Епанешников угадал, о чем думает Кобликов.

— Должны! Нельзя было и виду показать, что мы фрицевскую хитрость раскусили. Вот для чего вам нужно было на мысу сидеть… Война, Кобликов. Ты в ней еще многого насмотришься…

Забыв, что у него намылена щека, капитан опустил руку с бритвой.

— За вчерашний день дивизия потеряла четыреста сорок семь человек, — глуховато продолжил он. — За один день!.. Кременцов погиб. Из штурмовой группы всего шестеро уцелело. Старшего сержанта Беляева едва живого в госпиталь увезли. Довезут ли, не знаю. А ты говоришь…

Ленька ничего не говорил. Он слушал трудные слова скуластого человека с капитанскими погонами, которого война заставила посылать людей под пули, под смертельные веера секущих осколков, под бомбы и взрывы.

— Гнеушева жалко, Докукина… Забару тоже. И как вы сами во всем этом спектакле сразу не разобрались?

Епанешников вздохнул, вспомнил про бритву и снова принялся со скрипом сдирать многодневную щетину. Засохшее мыло собиралось на лезвие липким серым валиком.

— На левом фланге егеря кинулись в контратаку. Батальон пехоты и автоматчики. Шестиствольные минометы их поддерживали. Только мы их уже поджидали… Все потому, что вы на мысу сидели. Понимаешь?

Капитан говорил сбивчиво, словно в чем-то оправдывался перед самим собой, перед Кобликовым. И понимал, что ефрейтор не примет этих невольных оправданий. Так, как не принимал их сам Епанешников, командир разведывательной роты, осознавший простую и страшную истину, что на войне ради большого приходится жертвовать малым. А это малое — живые люди. И большее — тоже люди…
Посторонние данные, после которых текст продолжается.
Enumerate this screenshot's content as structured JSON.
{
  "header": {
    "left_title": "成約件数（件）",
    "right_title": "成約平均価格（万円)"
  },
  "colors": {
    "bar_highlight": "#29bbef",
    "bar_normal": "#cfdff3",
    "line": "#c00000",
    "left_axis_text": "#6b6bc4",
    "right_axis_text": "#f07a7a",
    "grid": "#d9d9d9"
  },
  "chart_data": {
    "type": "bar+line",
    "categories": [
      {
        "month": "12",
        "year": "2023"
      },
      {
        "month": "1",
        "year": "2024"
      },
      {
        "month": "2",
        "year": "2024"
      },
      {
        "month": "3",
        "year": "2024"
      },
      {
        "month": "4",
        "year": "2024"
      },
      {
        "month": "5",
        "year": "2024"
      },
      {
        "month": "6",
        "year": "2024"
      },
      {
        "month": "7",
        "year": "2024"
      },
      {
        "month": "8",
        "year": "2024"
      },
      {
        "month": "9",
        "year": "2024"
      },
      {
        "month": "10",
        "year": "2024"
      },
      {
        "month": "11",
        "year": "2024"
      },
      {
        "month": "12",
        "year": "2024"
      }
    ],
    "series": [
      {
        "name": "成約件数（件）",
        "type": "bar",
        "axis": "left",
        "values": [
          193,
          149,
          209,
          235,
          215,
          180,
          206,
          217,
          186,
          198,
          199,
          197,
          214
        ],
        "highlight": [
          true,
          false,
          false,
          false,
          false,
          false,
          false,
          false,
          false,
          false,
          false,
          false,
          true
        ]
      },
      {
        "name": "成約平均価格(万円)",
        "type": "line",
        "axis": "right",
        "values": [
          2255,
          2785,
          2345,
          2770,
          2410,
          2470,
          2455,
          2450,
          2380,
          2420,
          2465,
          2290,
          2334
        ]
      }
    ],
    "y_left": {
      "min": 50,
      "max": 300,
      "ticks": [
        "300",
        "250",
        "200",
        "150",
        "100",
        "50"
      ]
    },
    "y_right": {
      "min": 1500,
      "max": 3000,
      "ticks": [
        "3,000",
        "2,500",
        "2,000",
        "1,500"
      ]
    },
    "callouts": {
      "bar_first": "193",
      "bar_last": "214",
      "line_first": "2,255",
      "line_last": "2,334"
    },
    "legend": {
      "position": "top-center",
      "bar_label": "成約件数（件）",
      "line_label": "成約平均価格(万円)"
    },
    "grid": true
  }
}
Метрах в пятидесяти под скалой виднелась свежая каменная насыпь.

«Докукин!» — догадался Ленька.

— Сержант, — подтвердил Епанешников, перехватив взгляд ефрейтора. — Собирайся, Кобликов. Через час снимаемся. За фиорд будем всем хозяйством перебираться.

— Перебираться, — машинально повторил Ленька и только тут сообразил, что не слышно ни выстрелов, ни взрывов, ни завыванья самолетов.
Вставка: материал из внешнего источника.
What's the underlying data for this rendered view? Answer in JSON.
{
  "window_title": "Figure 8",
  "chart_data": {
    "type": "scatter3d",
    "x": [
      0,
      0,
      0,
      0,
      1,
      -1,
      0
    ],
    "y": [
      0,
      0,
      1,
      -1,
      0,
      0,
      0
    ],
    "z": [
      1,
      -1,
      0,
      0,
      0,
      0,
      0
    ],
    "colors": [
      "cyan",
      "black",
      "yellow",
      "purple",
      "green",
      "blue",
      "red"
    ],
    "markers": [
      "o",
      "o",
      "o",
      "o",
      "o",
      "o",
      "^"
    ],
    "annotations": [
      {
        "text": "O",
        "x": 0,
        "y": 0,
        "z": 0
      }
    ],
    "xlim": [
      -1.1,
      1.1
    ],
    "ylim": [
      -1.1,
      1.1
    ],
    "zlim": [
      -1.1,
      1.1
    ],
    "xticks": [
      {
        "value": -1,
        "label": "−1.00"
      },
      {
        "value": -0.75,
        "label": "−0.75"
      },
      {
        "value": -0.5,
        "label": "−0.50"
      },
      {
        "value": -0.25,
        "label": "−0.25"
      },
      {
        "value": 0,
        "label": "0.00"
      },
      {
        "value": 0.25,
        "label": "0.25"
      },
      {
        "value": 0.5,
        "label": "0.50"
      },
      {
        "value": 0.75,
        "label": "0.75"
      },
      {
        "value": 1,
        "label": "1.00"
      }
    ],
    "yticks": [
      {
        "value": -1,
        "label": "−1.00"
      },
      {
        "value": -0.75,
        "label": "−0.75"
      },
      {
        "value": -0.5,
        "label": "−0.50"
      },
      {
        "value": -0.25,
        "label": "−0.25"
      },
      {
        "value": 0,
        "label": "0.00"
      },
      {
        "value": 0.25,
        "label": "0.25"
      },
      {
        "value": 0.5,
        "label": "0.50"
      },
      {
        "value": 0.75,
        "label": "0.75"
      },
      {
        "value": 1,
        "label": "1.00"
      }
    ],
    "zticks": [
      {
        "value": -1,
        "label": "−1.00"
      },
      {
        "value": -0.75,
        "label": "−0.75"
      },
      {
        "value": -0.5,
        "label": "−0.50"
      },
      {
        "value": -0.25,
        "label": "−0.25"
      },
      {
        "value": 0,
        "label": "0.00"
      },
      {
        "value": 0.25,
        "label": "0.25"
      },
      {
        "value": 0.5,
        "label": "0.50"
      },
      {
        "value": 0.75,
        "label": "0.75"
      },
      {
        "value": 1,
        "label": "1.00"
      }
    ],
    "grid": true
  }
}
Он прошел к каменной насыпи и присел там на выступ скалы. Остро пахло застоявшейся прелью убитых ночными заморозками папоротников и бурым торфом, растоптанным солдатскими сапогами.

— «Через час снимаемся…» — выплыли в голове слова капитана.
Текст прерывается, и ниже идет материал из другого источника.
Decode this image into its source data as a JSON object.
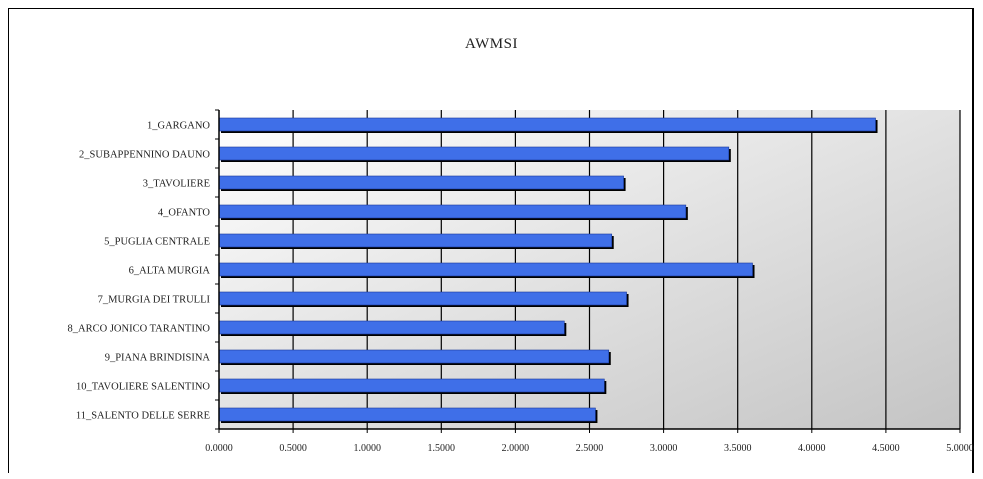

Кобликов встал и, торопясь, принялся выкладывать из валунов пирамидку в изголовье насыпи. Выдирал из торфа тяжелые шершавые камни и складывал их один к другому, возвышая над косым гранитным срезом.

Чтобы знали люди, чтобы не потеряли они место, где похоронен гвардии сержант Докукин П. А… Павел Акимович.

Туристический рейс

Повесть

Глава 1

Теплоход старательно молотил воду. Тянулись мимо леса и луга с седыми стожками прошлогоднего сена, омуты и плесы. С пригорков сбегали клинья белоногих, зеленого ситчика берез. Проплывали деревни с потемневшими от времени и непогод крышами чешуйчатой дранки. На берегах лежали смоленые лодки, похожие на громадных рыб, обсохших на песке.

В полутемных шлюзах звучно капало со смоленых стен, скрипели о кнехты швартовые тросы и огромные створы ворот смыкались с беспощадностью захлопывающегося капкана. Затем бегучая вода поднимала трехпалубный теплоход на такую высоту, что окрест становилось видно, как с колокольни, и светлая лента канала оказывалась далеко внизу. Туристы сбивались на палубе и, притихнув, ждали, когда разомкнутся челюсти шлюза и перед «Иваном Сусаниным» вновь окажется просторная дорога.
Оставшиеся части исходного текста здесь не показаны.